About lunchtime Mike decided to get a doctor for Trottie. She didn’t fancy a Turkish doctor, so we drove over to the American airbase a few Ks down the road, to see if we could get hold of one of their doctors. Not surprisingly they didn’t really want us on the base, but they were able to tell us the name of a good English-speaking doctor who quickly came out and had a look at Trottie and diagnosed gastro-enteritis, which would go in a couple of days. His fee was about £3-10-0, which we could afford but is a lot when you think there is no NHS here and as far as we can gather the fees are not altered much to suit the patient. This means that the majority of peasants have no hope at all of affording a doctor, and so they either get well or die. This is only one of several rather horrifying aspects of Turkey (and I imagine all the way East) that we have discovered, and is made more so by the fact that they have an incredibly large army, which must be where all the high tax on automobiles goes, for here they are about three times the price that they are in England, due to colossal import duty.
What is more, we would have to pay this tax if our van was stolen, for it is then said to have entered the country. Even if you have an accident and your car is a total write-off you have to get it out of the country, and not in bits either. It has to be driven out under its own steam! Accidents certainly seem costly here for another reason as well. If you are involved in an accident you are at least 20% to blame, and it rises from there. Even if your car is parked and someone runs into it, if your car hadn’t been there there would have been no accident, so you are at least 20% to blame.

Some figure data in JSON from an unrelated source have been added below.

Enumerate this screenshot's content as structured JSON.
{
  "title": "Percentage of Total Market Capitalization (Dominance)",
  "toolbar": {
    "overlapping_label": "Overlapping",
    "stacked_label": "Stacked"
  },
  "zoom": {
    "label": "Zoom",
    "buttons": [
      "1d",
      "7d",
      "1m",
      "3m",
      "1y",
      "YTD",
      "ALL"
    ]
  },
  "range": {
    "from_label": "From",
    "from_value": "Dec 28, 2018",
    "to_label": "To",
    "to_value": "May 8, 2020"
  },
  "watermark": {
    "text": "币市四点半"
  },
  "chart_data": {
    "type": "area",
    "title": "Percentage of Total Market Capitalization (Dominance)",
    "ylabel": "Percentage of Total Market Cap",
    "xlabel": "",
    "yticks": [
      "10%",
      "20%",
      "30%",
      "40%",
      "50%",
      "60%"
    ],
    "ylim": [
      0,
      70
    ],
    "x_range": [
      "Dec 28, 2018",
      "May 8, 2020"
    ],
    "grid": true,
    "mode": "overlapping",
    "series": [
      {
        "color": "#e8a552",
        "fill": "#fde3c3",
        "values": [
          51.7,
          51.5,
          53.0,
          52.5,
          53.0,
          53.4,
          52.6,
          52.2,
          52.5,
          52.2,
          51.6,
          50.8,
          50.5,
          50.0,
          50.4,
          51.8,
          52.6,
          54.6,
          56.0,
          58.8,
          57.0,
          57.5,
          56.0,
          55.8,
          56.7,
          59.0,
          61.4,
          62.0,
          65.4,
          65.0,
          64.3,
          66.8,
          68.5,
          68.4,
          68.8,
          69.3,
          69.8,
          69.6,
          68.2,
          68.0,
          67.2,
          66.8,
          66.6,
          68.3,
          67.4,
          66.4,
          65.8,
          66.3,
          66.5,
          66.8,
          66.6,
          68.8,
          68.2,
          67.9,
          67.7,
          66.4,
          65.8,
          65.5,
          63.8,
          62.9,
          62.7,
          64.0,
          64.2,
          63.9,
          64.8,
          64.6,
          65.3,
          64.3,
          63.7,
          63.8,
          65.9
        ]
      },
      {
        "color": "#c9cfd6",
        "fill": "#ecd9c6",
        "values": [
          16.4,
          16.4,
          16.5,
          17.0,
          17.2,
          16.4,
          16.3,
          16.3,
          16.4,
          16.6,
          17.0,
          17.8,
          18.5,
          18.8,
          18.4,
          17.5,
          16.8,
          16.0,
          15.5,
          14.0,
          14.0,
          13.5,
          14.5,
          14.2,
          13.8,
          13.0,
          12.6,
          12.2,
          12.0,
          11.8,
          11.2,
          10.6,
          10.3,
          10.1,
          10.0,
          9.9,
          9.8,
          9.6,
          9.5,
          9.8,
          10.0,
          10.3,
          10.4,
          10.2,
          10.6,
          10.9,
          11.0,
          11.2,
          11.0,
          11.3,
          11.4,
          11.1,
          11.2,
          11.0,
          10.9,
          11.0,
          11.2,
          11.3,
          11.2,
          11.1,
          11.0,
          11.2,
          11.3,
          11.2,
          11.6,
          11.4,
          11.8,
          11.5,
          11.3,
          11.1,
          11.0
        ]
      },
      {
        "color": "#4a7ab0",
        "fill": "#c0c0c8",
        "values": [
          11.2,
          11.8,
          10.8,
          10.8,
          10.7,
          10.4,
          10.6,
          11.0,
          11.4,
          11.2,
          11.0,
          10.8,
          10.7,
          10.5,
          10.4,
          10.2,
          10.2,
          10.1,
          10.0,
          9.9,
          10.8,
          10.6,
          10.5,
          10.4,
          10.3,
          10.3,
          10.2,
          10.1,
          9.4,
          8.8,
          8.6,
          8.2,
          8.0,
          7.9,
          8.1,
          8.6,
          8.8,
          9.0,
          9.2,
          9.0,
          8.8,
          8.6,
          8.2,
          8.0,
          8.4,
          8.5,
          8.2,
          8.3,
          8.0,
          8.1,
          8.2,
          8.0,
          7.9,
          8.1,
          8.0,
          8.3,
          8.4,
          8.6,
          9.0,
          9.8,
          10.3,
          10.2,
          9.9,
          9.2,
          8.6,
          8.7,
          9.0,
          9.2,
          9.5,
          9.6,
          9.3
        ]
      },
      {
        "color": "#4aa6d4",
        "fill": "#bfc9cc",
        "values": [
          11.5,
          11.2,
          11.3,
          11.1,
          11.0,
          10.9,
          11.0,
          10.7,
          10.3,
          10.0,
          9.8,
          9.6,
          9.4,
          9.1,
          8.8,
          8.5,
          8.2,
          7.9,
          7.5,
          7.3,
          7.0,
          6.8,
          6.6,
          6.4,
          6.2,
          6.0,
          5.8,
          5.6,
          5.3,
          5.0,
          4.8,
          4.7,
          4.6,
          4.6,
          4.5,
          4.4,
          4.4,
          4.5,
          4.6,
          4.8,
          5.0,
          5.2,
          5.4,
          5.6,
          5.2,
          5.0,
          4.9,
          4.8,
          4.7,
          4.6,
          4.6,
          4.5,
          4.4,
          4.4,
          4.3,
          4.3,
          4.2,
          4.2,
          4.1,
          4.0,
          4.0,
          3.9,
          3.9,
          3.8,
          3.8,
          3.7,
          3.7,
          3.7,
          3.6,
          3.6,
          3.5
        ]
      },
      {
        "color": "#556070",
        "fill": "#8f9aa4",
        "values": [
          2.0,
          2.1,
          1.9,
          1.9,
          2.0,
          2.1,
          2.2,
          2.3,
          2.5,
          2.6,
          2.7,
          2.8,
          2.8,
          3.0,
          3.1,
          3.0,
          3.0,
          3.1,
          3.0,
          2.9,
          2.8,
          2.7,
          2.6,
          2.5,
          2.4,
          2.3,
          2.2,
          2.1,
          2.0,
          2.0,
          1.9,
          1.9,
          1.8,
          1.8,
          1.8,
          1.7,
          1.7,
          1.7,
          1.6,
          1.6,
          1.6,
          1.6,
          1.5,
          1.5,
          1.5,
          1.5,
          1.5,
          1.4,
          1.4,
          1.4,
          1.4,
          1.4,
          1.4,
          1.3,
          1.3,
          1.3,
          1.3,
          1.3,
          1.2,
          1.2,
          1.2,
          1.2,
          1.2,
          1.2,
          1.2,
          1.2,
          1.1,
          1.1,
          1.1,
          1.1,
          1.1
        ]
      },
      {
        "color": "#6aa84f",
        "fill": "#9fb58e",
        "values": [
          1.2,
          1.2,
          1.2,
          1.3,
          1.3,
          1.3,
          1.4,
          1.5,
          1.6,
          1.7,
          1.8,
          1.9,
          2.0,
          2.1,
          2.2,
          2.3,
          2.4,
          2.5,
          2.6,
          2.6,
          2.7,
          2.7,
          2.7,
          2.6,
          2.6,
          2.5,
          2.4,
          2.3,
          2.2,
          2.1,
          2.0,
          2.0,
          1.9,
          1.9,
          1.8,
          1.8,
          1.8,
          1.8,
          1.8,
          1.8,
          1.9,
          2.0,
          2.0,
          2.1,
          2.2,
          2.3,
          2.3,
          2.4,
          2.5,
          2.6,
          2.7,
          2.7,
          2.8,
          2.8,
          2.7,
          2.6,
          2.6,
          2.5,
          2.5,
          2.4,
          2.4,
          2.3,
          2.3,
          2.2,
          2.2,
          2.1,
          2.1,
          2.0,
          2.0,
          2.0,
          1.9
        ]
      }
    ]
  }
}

Being in jail is no joke either, for there is no food – it has to be brought in by relatives. An American air-force officer we were talking to was telling us of a couple of Marines at present in a Turkish jail, and apparently a detachment has to be sent every day to feed them.
It also appears, as I suppose is to be expected, that the official system is corrupt from top to bottom, and bribery really works, and, for instance, seems to be the only way to get off a traffic charge, though this sounds a little far-fetched. However, it does seem very easy to pick up a traffic charge. For instance, if a traffic light you are approaching turns red, but the traffic keeps on going but you stop, you can be charged with holding up the traffic. Carry on through, however, and you might be had up for crossing a red light. It seems the only thing to do, if you see a policeman at traffic lights, is to go slowly and he will usually either wave you on or stop you.